From 70% Down, All In on AI — How monday.com is Betting the Company on the Platform Shift | Roy Mann · · The AI Revolution Show
“I think SAS is being valued to basically nothing because investors... it's overindexing. They don't know who's going to make it or not. It's a massive change. So they pull out of everything at once. And that's how the market reacts.”
On , Roy Mann, Co-Founder & Co-CEO at monday.com, spoke about SaaS market valuation during 70% Down, All In on AI — How monday.com is Betting the Company on the Platform Shift | Roy Mann on The AI Revolution Show.
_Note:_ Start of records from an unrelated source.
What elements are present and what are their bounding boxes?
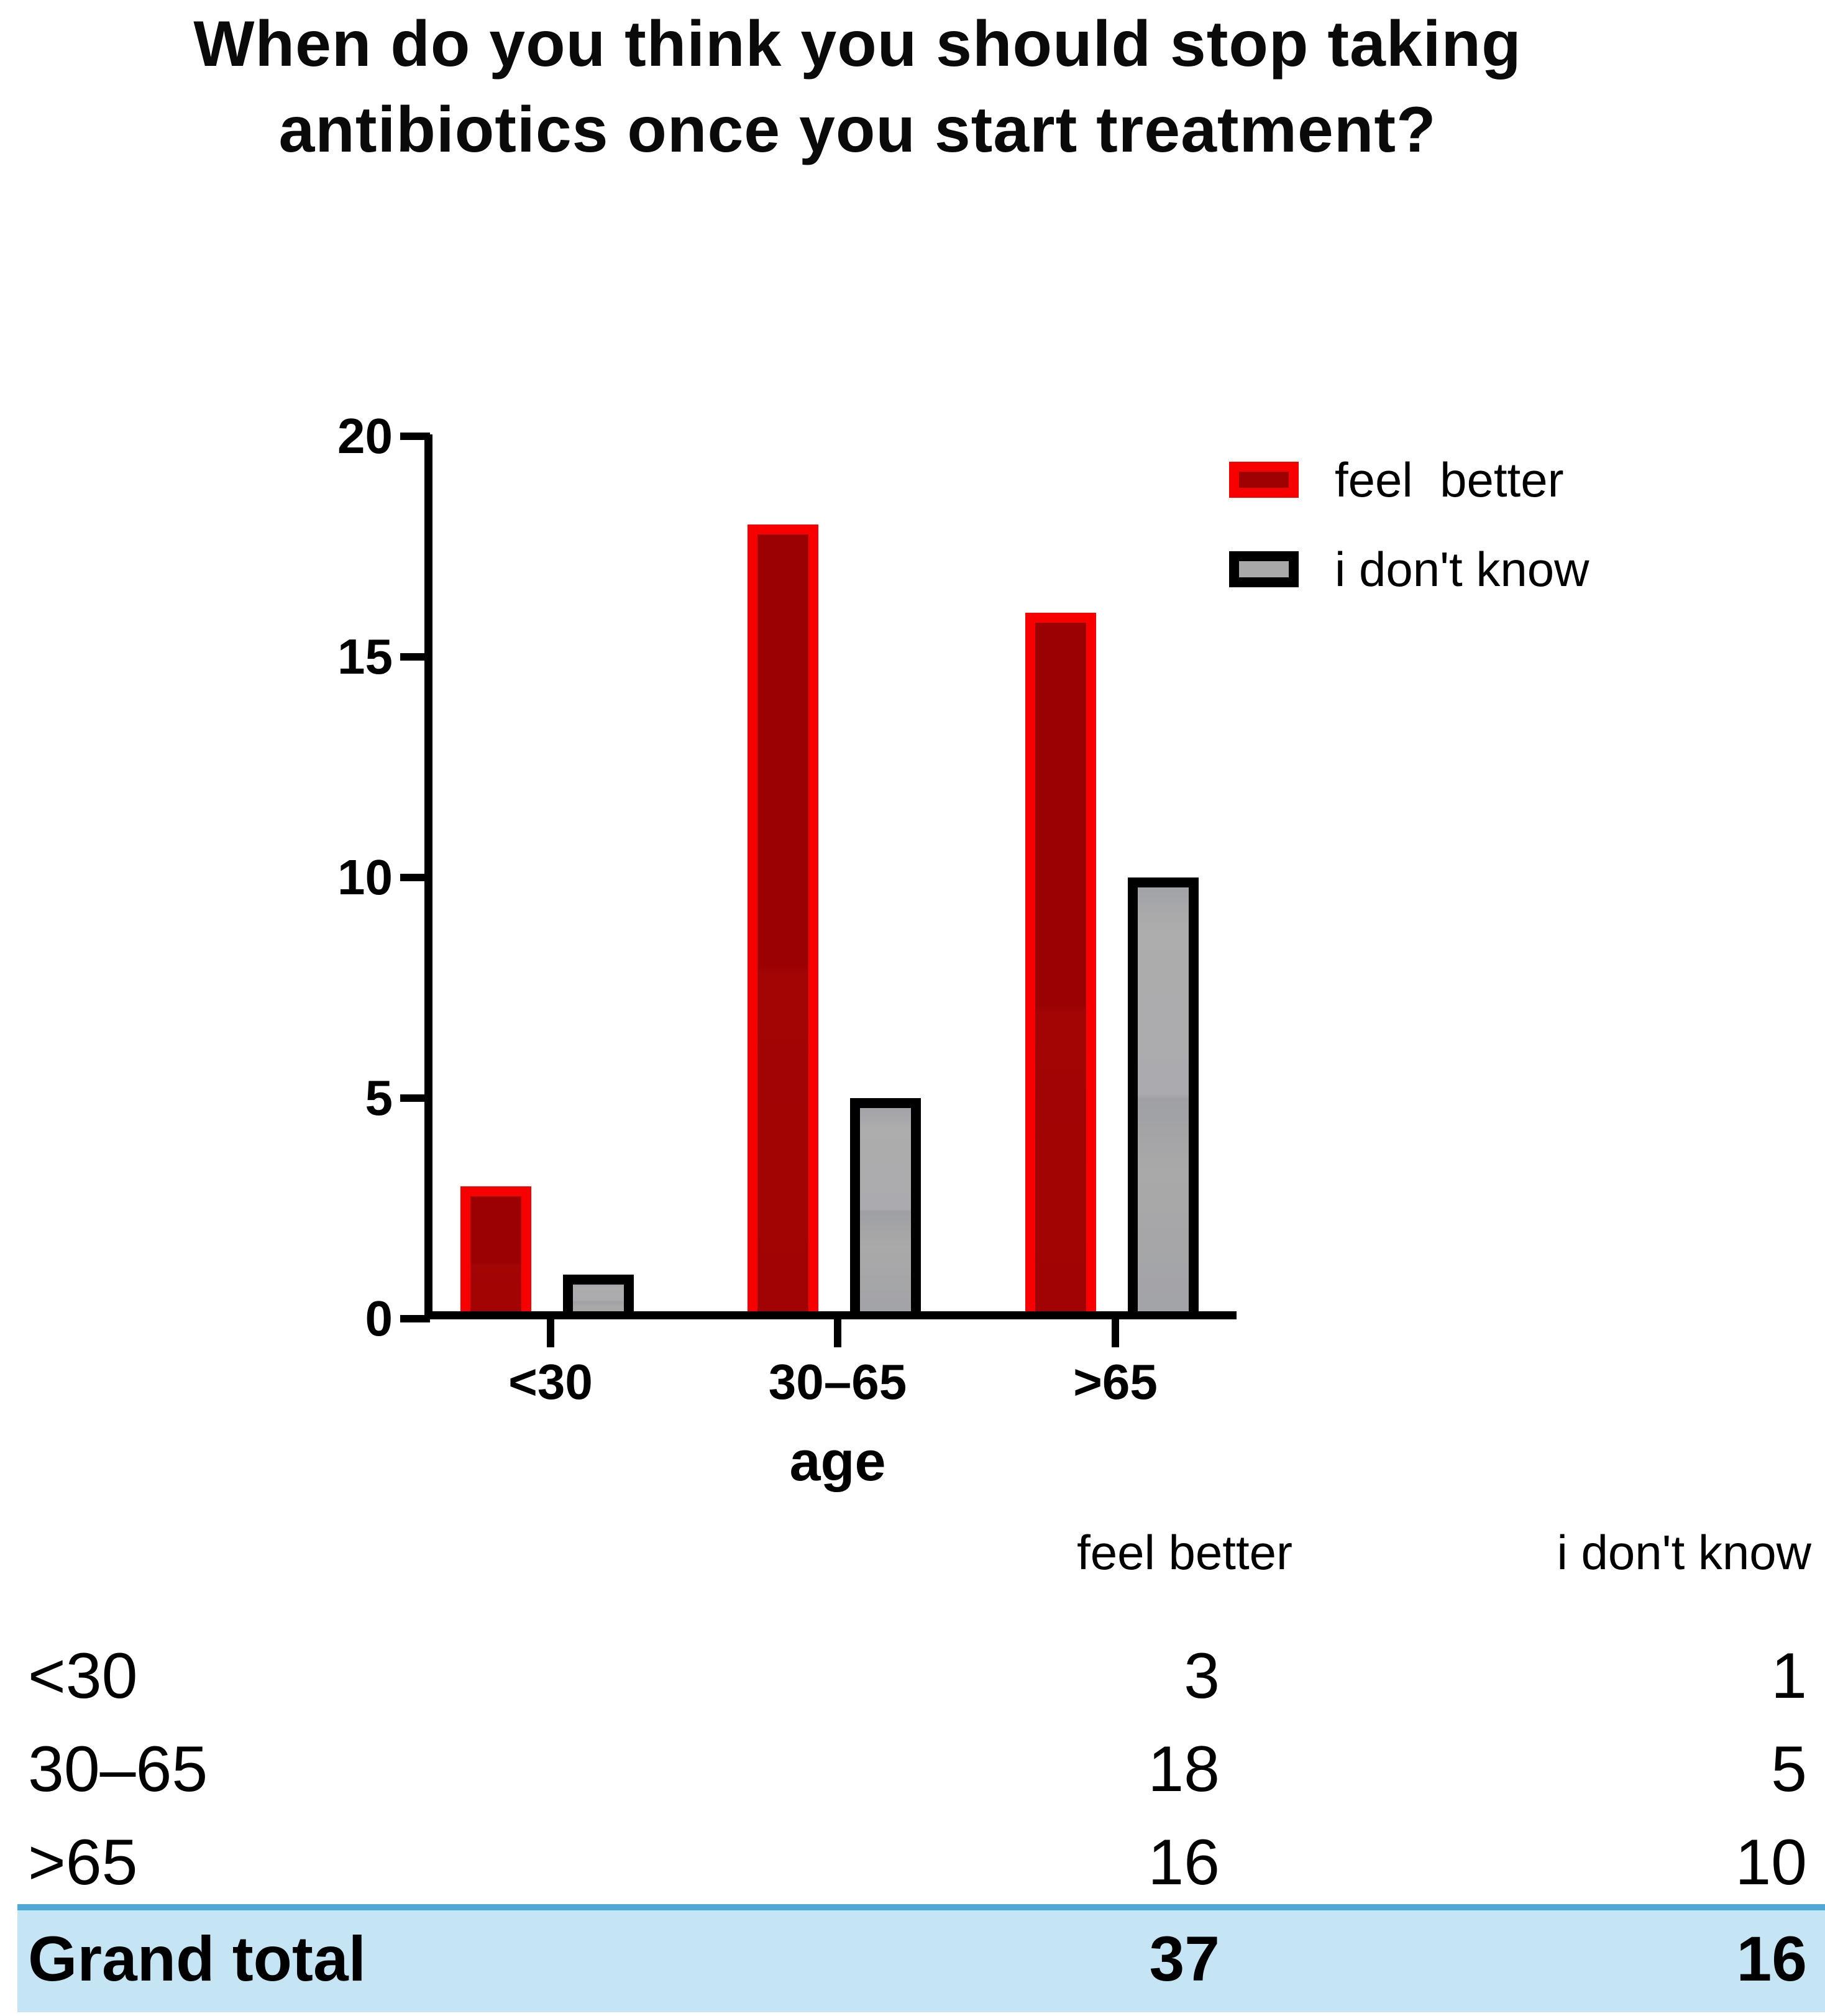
chart-title: When do you think you should stop taking… xyxy=(0,1,1715,173)
chart-title-line1: When do you think you should stop taking xyxy=(193,8,1522,80)
y-tick-label: 0 xyxy=(365,1291,393,1346)
table-header-feel-better: feel better xyxy=(1077,1525,1292,1580)
y-tick-label: 10 xyxy=(337,850,393,905)
bar-feel-better-over65 xyxy=(1025,613,1096,1319)
y-tick-15 xyxy=(400,653,430,661)
legend-label: feel better xyxy=(1335,452,1564,507)
cell-dont-know: 5 xyxy=(1771,1733,1807,1805)
bar-chart: 0 5 10 15 20 <30 30–65 >65 age feel bett… xyxy=(337,408,1589,1493)
y-tick-0 xyxy=(400,1315,430,1322)
legend-item-feel-better: feel better xyxy=(1229,454,1589,506)
grand-total-top-border xyxy=(17,1904,1825,1910)
legend-label: i don't know xyxy=(1335,542,1589,597)
bar-feel-better-30-65 xyxy=(748,525,818,1319)
bar-feel-better-under30 xyxy=(460,1186,531,1319)
y-tick-label: 20 xyxy=(337,408,393,464)
row-label: >65 xyxy=(28,1826,138,1899)
x-tick-30-65 xyxy=(834,1319,841,1347)
bar-dont-know-over65 xyxy=(1128,877,1199,1319)
cell-feel-better: 3 xyxy=(1184,1640,1220,1712)
x-tick-under30 xyxy=(547,1319,554,1347)
x-axis-line xyxy=(424,1311,1237,1319)
bar-dont-know-30-65 xyxy=(850,1098,921,1319)
legend-item-dont-know: i don't know xyxy=(1229,543,1589,595)
grand-total-dont-know: 16 xyxy=(1736,1923,1807,1994)
cell-dont-know: 1 xyxy=(1771,1640,1807,1712)
row-label: 30–65 xyxy=(28,1733,208,1805)
y-tick-10 xyxy=(400,874,430,881)
legend-swatch-feel-better xyxy=(1229,462,1299,498)
cell-feel-better: 18 xyxy=(1148,1733,1220,1805)
legend: feel better i don't know xyxy=(1229,454,1589,640)
grand-total-label: Grand total xyxy=(28,1923,367,1994)
y-tick-5 xyxy=(400,1094,430,1102)
row-label: <30 xyxy=(28,1640,138,1712)
x-tick-label: 30–65 xyxy=(768,1354,907,1409)
y-tick-label: 5 xyxy=(365,1070,393,1125)
y-tick-label: 15 xyxy=(337,629,393,684)
table-header-dont-know: i don't know xyxy=(1557,1525,1811,1580)
cell-dont-know: 10 xyxy=(1735,1826,1807,1899)
x-tick-label: >65 xyxy=(1073,1354,1158,1409)
legend-swatch-dont-know xyxy=(1229,551,1299,587)
x-tick-label: <30 xyxy=(508,1354,593,1409)
x-axis-title: age xyxy=(789,1431,886,1493)
y-tick-20 xyxy=(400,433,430,440)
grand-total-band xyxy=(17,1910,1825,2012)
grand-total-feel-better: 37 xyxy=(1149,1923,1220,1994)
chart-title-line2: antibiotics once you start treatment? xyxy=(278,94,1437,166)
x-tick-over65 xyxy=(1112,1319,1119,1347)
cell-feel-better: 16 xyxy=(1148,1826,1220,1899)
Roy Mann, co-founder and co-CEO of monday.com, has described the company as undergoing a fundamental shift in its vision and business model, moving from a platform that helps teams manage work to one that "does the work" through AI agents. In interviews and on the company's Q1 2026 earnings call, Mann stated that the company has rearchitected its core platform around the belief that work should be orchestrated between humans and AI. He noted that the company introduced a new "seats plus credits" pricing structure for new customers, moving to a consumption-based model that he said aligns pricing with the value AI delivers. Mann also said that approximately 10% of net new annual recurring revenue in Q1 was driven by AI, and that AI has driven a 32% increase in output per developer and a 38% reduction in product time to market since 2025. Mann has publicly discussed the challenges facing traditional SaaS companies, referring to a "SaaS apocalypse" and stating that the per-seat model may no longer be viable. He said the company's stock dropped 70% after reaching $1 billion in annual revenue, attributing the decline to investors "overindexing" on uncertainty about which companies will succeed in the AI shift. Mann described the current environment as a "classic innovator's dilemma" and said the company is "betting on change." He also cautioned that people should "think more deeply into their assumptions" about SaaS dying, questioning what would happen to jobs if seats disappear. Mann reported that monday.com's Q1 2026 revenue grew 24% year-over-year to $291 million, with a record $49 million in operating profit.